Le coût de production de la plaquette lui-même est le même, de sorte que chaque processeur devient moins cher à fabriquer. Par exemple, un processeur de 45 nm occupe la moitié de la surface d’un processeur de 65 nm de même conception. Ainsi, le passage à 45 nm réduit de moitié le coût de fabrication – bien que vous deviez également prendre en compte le prix de développement du nouveau processus et de construction de l’usine capable de le réaliser. Cela peut être très coûteux en effet.

L’avantage de 45 nm

, qui semble donc plus petit, est toujours préférable pour les semi-conducteurs, ce qui vous amène à vous demander pourquoi de telles miniaturisations ne se produisent pas plus rapidement. Cependant, il y a toujours des difficultés à surmonter pour permettre chaque réduction de taille de transistor. Ceux-ci incluent la capacité parasite, où des parties du circuit intégré miniature gardent leur charge quand elles ne le devraient pas, les fuites de courant et le verrouillage.

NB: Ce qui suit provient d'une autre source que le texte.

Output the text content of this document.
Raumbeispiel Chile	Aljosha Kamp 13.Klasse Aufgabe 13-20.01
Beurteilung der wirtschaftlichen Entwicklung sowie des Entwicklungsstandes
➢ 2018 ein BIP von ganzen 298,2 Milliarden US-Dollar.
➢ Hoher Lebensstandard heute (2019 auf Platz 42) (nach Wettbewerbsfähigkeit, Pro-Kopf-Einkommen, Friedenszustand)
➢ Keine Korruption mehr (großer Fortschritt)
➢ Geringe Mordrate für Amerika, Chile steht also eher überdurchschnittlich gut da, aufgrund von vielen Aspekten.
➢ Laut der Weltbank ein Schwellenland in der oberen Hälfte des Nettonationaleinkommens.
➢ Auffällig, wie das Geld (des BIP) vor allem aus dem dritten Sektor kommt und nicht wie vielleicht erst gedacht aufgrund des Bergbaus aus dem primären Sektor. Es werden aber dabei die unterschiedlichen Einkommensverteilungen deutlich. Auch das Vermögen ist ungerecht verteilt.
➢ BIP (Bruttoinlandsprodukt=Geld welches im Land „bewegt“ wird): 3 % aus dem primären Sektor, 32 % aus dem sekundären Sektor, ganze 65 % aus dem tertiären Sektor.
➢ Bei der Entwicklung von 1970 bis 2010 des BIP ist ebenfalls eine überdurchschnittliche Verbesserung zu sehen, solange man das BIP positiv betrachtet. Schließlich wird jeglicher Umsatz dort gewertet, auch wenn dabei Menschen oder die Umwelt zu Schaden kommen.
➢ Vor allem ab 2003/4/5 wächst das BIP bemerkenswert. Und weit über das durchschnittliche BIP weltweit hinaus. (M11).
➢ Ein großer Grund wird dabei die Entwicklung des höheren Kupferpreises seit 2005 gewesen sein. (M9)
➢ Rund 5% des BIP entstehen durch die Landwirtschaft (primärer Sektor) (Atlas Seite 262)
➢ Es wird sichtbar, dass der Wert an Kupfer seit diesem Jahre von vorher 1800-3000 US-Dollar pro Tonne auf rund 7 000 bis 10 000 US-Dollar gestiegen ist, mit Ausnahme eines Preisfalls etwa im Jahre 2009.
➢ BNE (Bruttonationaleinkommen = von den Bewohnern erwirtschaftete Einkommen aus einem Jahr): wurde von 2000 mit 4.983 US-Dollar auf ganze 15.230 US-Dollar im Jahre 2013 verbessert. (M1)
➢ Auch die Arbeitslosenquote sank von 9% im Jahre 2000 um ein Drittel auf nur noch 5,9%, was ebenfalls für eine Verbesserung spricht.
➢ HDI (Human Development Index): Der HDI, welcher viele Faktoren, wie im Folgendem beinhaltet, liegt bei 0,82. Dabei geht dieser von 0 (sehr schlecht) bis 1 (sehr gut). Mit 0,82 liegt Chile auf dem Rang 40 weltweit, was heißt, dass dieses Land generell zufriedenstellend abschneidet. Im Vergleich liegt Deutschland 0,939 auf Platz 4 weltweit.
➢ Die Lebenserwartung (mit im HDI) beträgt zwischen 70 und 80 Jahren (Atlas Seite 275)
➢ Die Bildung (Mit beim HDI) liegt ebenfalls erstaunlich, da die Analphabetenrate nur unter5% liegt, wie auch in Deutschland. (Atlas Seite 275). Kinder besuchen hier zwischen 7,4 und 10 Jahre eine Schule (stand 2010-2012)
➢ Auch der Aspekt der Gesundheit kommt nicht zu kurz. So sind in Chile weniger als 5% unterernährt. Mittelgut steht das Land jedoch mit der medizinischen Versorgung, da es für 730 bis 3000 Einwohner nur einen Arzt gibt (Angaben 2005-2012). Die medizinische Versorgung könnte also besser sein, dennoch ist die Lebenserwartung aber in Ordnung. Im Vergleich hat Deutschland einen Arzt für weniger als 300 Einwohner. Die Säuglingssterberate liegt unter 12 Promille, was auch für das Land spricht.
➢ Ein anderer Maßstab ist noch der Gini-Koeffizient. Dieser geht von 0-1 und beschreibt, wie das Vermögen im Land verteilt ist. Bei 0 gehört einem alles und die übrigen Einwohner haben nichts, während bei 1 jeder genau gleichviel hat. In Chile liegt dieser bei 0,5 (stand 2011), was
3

Les deux derniers ont été un problème particulier avec les réductions de processus récentes, car les espaces entre les fils minuscules sont si petits qu’il devient de plus en plus difficile d’empêcher le courant de circuler là où il n’est pas prévu.

AMD et IBM ont utilisé la technologie SOI (Silicon on Insulator) pour lutter contre cela et permettre leurs déplacements jusqu’à 65 nm.

Le défi des 45 nm

Avec le passage d’Intel de 65 nm à 45 nm, la société continue cependant d’utiliser l’ancienne technologie CMOS en vrac, mais avec l’ajout de technologies diélectriques à haute K et de portes métalliques.

Traditionnellement, le dioxyde de silicium a été utilisé comme diélectrique dans les minuscules transistors, mais il est sujet aux fuites aux échelles de fabrication actuellement utilisées. Des matériaux alternatifs avec une constante diélectrique élevée (High-K) empêchent cela.

En revanche, les grilles métalliques prennent les parties du processeur destinées à être conductrices en sens inverse. Auparavant, le silicium polycristallin moins conducteur était utilisé pour les circuits, car il facilite la fabrication. Le métal, en revanche, a une résistance électrique presque nulle.

Ces deux technologies ont permis à Intel de prendre la tête actuelle de la technologie des procédés. Cela lui donne un avantage concurrentiel sur la consommation d’énergie, les vitesses d’horloge du processeur et l’économie de fabrication. Tout n’est pas une question de savoir dans quelle mesure vous concevez l’architecture de votre puce dans le secteur des processeurs.